Crews in a separate graphics truck produced the Chyron images, the "Fox Box" (the strip of onscreen real-time clock and game information) and other features such as the virtual first-down line (by Sportvision).

It takes plenty of math to get that yellow stripe on the TV in the right place, disappearing as the players move over it. Among the variables: the field of play isn't flat; it's crowned, in some cases as much as a couple of feet higher at the center than on the sidelines. This makes the yard-lines curved, not straight-and the computer tools must accommodate. So, the first crew on each field at the start of the season surveys it and shares the necessary data with the other Sportvision crews.

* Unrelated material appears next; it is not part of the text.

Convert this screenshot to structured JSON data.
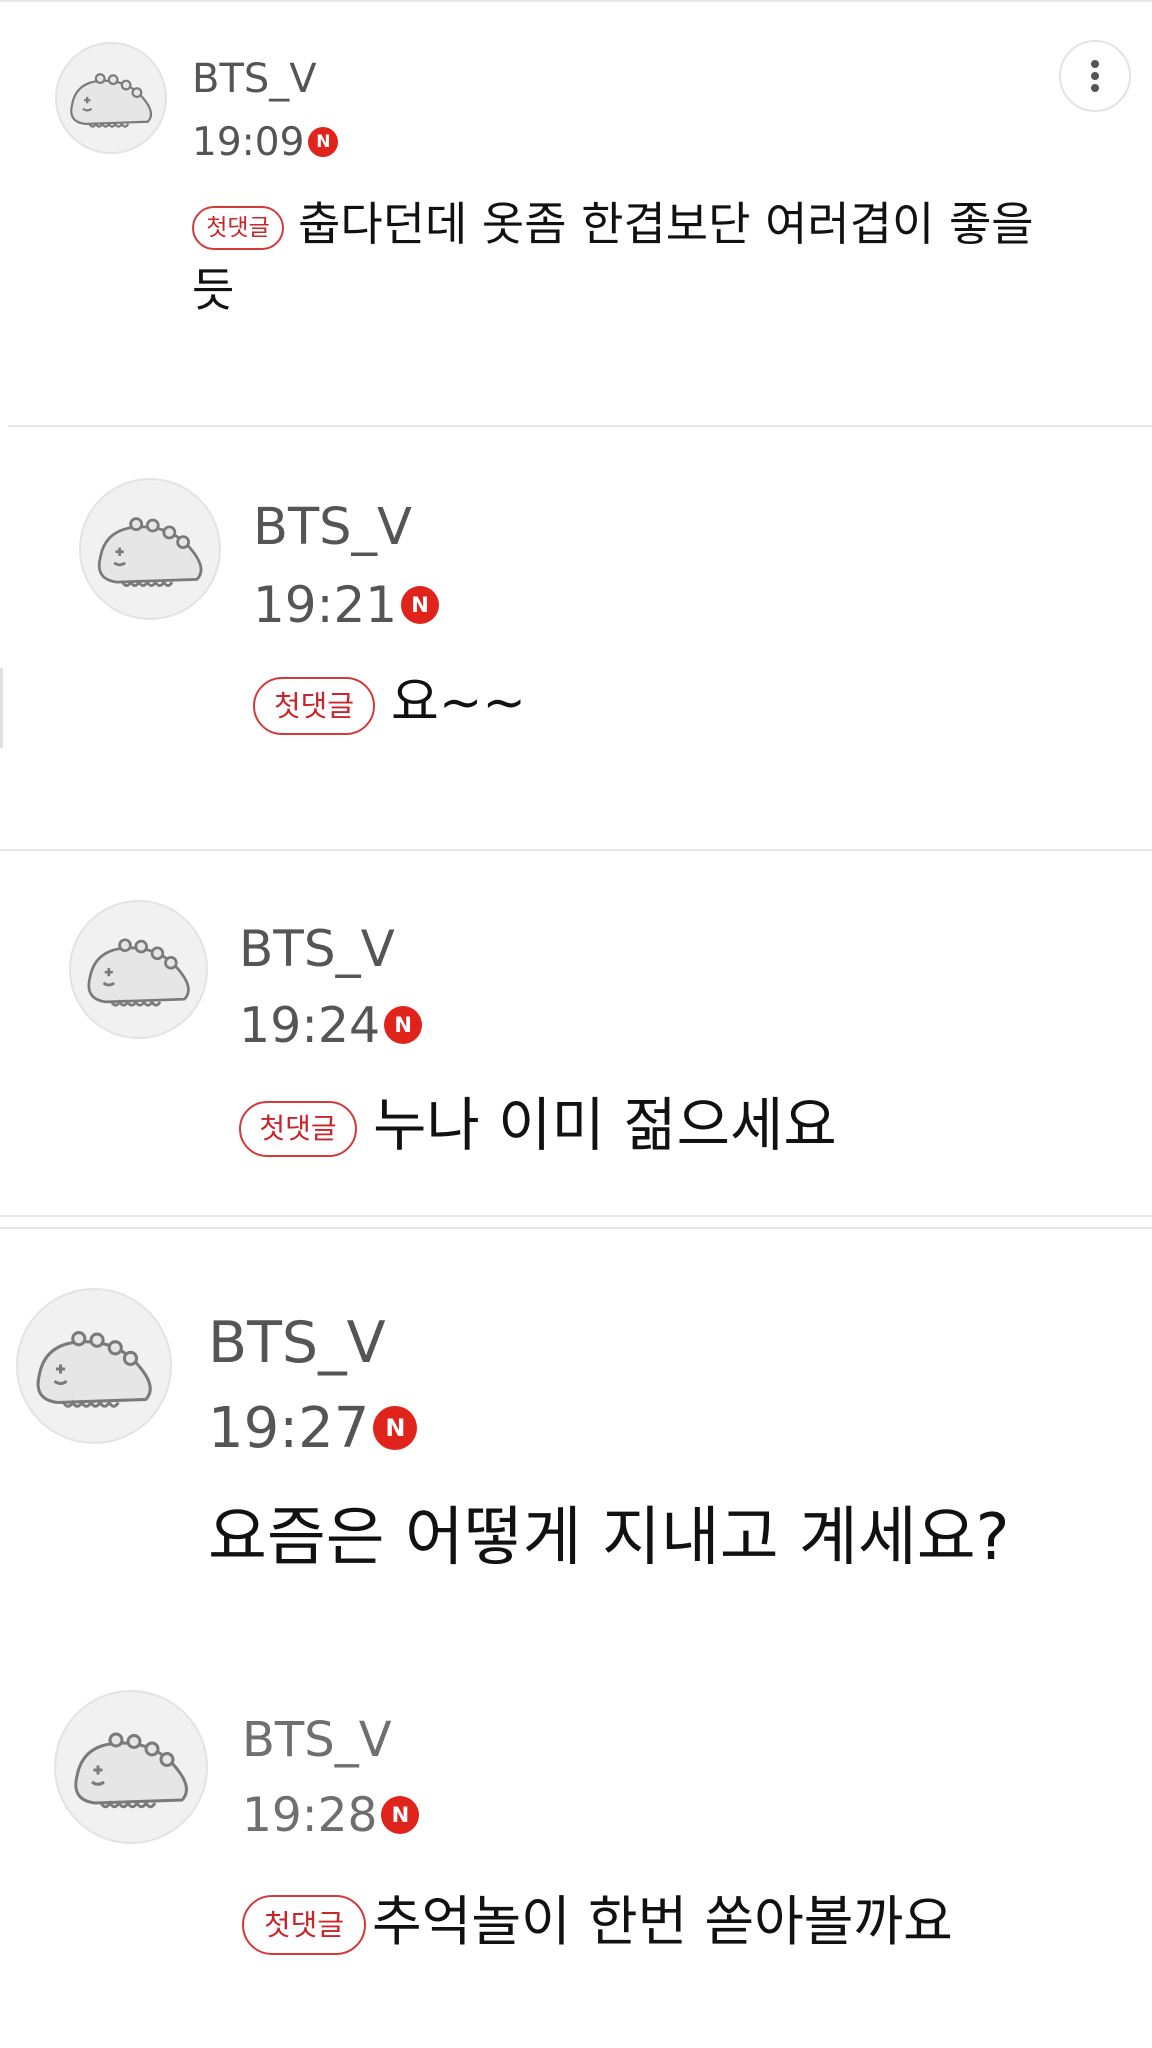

Audio too has improved over the last several years. At many games, sounds from the field are submixed in the broadcast booth on a 16-channel mixer. Four parabolic mics on the sidelines bring us the the sound of crunching bodies; and a mic on the umpire is opened from when huddle breaks until just after the snap, picking up the quarterback calling signals.

There's even a mic strapped to each goalpost, which comes into play mainly if a ball hits the structure. "It's basically a big tuning fork," Muller said.

For the future, some network officials promise some surprises soon, but won't elaborate on the unfinished work. "Sometimes you'll develop something-we think of it as a tool or a toy-and if you give it to five people, you get seven different uses," said Court. "They'll start doing things with it we never would have thought of. I'm just still constantly amazed at how that happens."